Le samedi, 25 avril, tôt le matin, notre pays se trouvait sous les feux croisés de groupes armés instrumentalisés par des sponsors bien connus à des fins de déstabilisation. Ces évènements tragiques d’une gravité indicible ont malheureusement débouché sur la mort de notre Ministre d’Etat chargé de la Défense et des Anciens combattants.
Que dieu l’accueille dans son paradis. On ne saurait dire assez combien la disparition du Général Sadio Camara, cet Officier valeureux, pétri de vertus, a endeuillé toute la nation malienne. Mais, au grand dommage de ceux qui ont commandité cet acte odieux, lâche et barbare, la mort du Général Sadio Camara ne fera que renforcer la résilience, le patriotisme et l’esprit de solidarité de notre peuple ; elle ne fera qu’accroitre la détermination de nos braves soldats déjà motivés pour défendre la patrie dans l’unité et la cohésion. Le professionnalisme, le sérieux et l’engagement patriotique du général Camara seront leur repère.

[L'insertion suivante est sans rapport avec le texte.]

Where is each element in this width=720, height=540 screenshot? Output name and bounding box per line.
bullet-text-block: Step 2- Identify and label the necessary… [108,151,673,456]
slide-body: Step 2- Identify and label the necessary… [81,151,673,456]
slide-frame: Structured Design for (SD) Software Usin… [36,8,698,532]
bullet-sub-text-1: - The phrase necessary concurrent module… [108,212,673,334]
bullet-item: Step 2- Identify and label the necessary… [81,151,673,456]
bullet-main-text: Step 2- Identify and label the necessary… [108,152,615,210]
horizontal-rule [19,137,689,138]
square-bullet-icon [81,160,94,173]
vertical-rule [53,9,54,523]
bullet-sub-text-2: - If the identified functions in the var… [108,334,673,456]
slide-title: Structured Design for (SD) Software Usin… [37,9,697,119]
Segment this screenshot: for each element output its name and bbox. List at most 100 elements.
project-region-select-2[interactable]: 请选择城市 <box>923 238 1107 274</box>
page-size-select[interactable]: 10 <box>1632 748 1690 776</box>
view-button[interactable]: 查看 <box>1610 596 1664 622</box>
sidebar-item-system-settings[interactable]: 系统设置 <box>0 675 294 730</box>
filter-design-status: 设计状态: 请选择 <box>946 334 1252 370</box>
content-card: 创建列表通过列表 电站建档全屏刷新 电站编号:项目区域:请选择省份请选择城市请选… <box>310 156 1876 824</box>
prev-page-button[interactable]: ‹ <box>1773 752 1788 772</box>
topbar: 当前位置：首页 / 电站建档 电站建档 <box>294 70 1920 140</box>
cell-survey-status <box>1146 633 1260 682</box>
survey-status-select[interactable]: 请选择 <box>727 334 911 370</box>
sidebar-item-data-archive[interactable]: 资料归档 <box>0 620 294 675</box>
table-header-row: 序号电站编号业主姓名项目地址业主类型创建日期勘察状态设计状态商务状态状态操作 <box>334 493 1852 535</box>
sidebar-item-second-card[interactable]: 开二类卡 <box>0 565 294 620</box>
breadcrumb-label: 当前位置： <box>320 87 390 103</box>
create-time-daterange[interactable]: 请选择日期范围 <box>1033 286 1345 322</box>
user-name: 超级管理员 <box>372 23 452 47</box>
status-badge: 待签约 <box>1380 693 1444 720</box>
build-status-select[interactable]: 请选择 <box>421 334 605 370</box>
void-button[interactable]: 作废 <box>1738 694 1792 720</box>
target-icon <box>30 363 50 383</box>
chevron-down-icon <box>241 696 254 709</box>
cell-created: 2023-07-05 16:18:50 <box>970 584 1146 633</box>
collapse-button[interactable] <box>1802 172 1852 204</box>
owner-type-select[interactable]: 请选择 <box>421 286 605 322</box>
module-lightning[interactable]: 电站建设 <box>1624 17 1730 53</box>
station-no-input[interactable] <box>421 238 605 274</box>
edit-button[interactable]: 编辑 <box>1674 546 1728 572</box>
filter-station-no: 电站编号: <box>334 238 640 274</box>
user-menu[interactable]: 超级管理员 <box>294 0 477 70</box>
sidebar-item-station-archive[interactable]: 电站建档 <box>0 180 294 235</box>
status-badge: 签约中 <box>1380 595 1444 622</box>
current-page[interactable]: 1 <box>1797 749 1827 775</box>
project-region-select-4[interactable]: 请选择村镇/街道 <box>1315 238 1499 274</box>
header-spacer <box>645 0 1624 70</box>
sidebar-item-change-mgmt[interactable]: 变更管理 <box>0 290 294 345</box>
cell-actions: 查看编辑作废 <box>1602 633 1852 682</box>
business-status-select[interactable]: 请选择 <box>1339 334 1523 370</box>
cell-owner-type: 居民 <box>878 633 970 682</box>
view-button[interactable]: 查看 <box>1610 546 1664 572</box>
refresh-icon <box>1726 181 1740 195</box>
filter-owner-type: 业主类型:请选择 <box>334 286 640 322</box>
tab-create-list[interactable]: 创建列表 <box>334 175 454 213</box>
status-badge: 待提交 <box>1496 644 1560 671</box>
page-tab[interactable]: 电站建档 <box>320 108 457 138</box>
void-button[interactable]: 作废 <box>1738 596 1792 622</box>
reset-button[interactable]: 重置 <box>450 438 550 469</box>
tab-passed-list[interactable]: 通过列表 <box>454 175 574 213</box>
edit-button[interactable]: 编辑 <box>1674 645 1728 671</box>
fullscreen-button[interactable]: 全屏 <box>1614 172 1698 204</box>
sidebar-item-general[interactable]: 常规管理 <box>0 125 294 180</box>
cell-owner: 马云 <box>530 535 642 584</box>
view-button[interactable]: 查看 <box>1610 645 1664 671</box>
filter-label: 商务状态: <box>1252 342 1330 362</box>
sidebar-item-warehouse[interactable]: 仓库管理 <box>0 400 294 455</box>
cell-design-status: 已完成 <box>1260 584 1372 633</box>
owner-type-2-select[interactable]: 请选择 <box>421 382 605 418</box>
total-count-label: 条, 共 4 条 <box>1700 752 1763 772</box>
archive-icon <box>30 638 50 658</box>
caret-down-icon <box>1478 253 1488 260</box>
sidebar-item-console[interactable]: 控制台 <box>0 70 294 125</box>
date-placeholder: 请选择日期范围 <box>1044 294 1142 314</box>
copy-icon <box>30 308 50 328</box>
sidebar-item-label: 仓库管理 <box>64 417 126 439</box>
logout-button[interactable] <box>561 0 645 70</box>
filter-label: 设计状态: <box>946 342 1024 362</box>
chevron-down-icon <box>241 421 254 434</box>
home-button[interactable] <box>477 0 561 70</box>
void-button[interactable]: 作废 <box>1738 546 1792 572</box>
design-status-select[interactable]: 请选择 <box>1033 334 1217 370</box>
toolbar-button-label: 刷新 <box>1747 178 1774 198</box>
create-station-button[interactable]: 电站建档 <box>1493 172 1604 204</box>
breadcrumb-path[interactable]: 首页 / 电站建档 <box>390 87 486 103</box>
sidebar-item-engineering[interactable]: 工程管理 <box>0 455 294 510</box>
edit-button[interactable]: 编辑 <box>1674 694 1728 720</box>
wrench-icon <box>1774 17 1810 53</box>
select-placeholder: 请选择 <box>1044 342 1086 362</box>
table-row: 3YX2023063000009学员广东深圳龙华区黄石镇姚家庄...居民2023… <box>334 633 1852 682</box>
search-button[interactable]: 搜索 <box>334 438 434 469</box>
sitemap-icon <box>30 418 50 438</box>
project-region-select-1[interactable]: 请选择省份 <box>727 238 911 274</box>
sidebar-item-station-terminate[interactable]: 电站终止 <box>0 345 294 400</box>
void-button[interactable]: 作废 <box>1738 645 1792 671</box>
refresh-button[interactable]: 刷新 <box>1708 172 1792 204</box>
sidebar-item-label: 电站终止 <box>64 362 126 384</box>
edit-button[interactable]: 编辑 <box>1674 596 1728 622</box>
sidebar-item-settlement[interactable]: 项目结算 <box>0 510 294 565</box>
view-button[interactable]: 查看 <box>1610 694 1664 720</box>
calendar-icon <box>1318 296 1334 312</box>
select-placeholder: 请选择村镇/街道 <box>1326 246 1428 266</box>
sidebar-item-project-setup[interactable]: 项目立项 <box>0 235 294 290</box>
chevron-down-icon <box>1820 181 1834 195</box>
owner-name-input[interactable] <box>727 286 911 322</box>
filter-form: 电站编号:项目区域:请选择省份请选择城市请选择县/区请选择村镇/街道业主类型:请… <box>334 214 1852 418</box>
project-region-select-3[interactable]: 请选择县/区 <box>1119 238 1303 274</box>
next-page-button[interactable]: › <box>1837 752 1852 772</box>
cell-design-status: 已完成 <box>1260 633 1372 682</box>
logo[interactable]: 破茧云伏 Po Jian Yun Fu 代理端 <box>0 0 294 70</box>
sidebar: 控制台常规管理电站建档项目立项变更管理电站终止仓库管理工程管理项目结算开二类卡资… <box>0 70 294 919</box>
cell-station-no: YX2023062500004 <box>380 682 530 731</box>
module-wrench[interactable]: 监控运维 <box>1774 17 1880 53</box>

Quand j’ai suivi un débat organisé par un médiat étranger sur les évènements survenus au Mali, j’ai vu un compatriote venu prêter main forte à ceux qui sont braqués contre notre pays. Je ne suis pas sûr que cette convergence de circonstance fasse long feu. Un malien a beau être momentanément en désespoir de cause, il n’aura que le Mali comme patrie. Concernant la tendance à laquelle certains de nos compatriotes croient devoir s’inféoder, elle est tenue, on le sait bien, par les adeptes de Malthus, cet économiste anglais tristement célèbre.
Malthus et les malthusiens considèrent nous autres africains comme des indignes créatures ; des sous hommes qui ne sont dignes de vivre que pour constituer leurs nourritures. Contre nous, ils sont toujours prêts à mettre en œuvre leur intention funeste. Malgré les beaux discours et les larmes de crocodile (je rappelle ici que le crocodile verse des larmes avant de dévorer sa proie), ils envisagent constamment pour nous les trois cavaliers de l’apocalypse malthusien : la faim, la maladie et la guerre. Certains de nos compatriotes égarés qu’ils achètent veulent les aider à faire croire qu’on est mal gouverné, terrorisé par nos dirigeants.
Voyons de près. Le crime de nos dirigeants, ces braves officiers patriotes, est d’avoir engagé leurs peuples dans la voie de la souveraineté. Même si tout n’est pas parfait, même si tout n’est pas perfectible du tic au tac, nous devons rester soudés entre nous, soudés à nos dirigeants, les orienter, les conseiller, les interpeler s’ils se trompent. Voyons de près. Chez nos prédateurs qui ne cessent de s’ériger en donneurs de leçons, les indicateurs sociaux sont loin d’être reluisants. Et pourtant ils jettent un voile complaisant sur les tableaux sombres de la gouvernance de leurs pays pour venir s’apitoyer sur notre sort.
S’ils sont des médecins qu’ils se guérissent eux-mêmes là-bas ! Qu’ils nous laissent en paix ! Le monde va mal et ce n’est pas étonnant. Un grand penseur écrivait, je cite : « la vérité est opprimée et le crime impuni sur la terre », fin de citation. Je m’arrête ici en adressant une pensée pieuse aux innombrables victimes innocentes de la cupidité, de l’injustice et l’hégémonisme des hommes. Que Dieu accueille dans son paradis tous les martyrs.
On a coutume de dire, je cite : « la raison du plus fort est toujours la meilleure ». Nous autres croyants partageons entièrement cette maxime, à la différence que pour nous, le plus fort c’est notre créateur. Le dieu omniscient et omnipotent. Gloire à lui. En retournant à l’AES et au Mali, j’exhorte nos vaillants peuples et nos braves soldats à plus de vigilance , à plus de résilience, à la solidarité sans faille. Ensemble, nous vaincrons. Que nos partenaires sincères (en particulier la Russie) soient vivement remerciés.